Protein structures and optimal folding emerging from a geometrical variational principle
Cristian Micheletti, Jayanth R. Banavar, Amos Maritan, Flavio Seno

TL;DR
This paper introduces novel numerical techniques to analyze protein folding, revealing the dominant role of backbone geometry and suggesting an extremality principle underlying protein evolution and structure formation.
Contribution
It demonstrates that protein native states have many conformations with similar structural overlap, highlighting the importance of geometry in folding and evolution.
Findings
Native states have many conformations with similar structural overlap.
Conformational entropies are nearly equal among unrelated proteins of the same length.

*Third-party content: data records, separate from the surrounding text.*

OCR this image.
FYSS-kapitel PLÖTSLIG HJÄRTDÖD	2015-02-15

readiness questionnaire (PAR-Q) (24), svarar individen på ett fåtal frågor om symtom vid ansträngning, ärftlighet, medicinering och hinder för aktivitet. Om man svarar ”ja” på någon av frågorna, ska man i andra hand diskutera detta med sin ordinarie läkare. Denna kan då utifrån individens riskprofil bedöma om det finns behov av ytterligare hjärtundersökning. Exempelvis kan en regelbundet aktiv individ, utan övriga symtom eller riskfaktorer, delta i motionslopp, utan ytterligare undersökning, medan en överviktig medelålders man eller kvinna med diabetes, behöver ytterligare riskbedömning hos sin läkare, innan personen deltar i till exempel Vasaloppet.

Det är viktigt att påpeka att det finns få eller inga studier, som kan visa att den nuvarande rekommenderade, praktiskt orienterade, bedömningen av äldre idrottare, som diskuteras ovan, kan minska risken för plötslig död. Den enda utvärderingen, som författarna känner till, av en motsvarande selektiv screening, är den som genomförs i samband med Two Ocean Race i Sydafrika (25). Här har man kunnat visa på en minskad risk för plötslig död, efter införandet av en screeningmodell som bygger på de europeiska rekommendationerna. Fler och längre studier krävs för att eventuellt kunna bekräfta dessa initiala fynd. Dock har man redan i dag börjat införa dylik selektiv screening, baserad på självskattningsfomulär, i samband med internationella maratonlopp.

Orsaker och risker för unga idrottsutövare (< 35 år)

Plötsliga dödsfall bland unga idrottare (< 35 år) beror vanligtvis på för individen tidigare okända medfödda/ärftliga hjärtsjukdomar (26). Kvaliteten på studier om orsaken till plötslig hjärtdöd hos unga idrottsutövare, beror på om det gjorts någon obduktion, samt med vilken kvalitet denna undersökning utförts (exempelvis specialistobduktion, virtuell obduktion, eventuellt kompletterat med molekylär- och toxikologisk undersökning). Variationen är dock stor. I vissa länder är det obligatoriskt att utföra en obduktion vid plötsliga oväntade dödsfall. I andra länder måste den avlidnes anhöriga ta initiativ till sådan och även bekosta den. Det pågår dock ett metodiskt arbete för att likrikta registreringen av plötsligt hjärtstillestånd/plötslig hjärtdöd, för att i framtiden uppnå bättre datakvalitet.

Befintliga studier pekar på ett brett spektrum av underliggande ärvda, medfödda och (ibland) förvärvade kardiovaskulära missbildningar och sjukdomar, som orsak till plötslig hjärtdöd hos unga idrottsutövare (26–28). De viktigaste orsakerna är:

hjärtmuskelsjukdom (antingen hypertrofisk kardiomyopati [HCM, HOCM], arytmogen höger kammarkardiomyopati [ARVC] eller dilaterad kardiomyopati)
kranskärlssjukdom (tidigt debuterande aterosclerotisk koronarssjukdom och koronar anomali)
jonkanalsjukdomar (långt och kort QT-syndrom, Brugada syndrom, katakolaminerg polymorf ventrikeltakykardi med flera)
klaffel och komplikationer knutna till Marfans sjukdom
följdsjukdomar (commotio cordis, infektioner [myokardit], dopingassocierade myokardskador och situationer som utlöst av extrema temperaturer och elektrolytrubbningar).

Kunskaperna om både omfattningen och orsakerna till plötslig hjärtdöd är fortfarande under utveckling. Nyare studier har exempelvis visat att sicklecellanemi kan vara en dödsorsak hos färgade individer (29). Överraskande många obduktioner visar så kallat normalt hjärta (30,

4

Results suggest an extremality principle in protein evolution.
Abstract
Novel numerical techniques, validated by an analysis of barnase and chymotrypsin inhibitor, are used to elucidate the paramount role played by the geometry of the protein backbone in steering the folding to the correct native state. It is found that, irrespective of the sequence, the native state of a protein has exceedingly large number of conformations with a given amount of structural overlap compared to other compact artificial backbones; moreover the conformational entropies of unrelated proteins of the same length are nearly equal at any given stage of folding. These results are suggestive of an extremality principle underlying protein evolution, which, in turn, is shown to be associated with the emergence of secondary structures.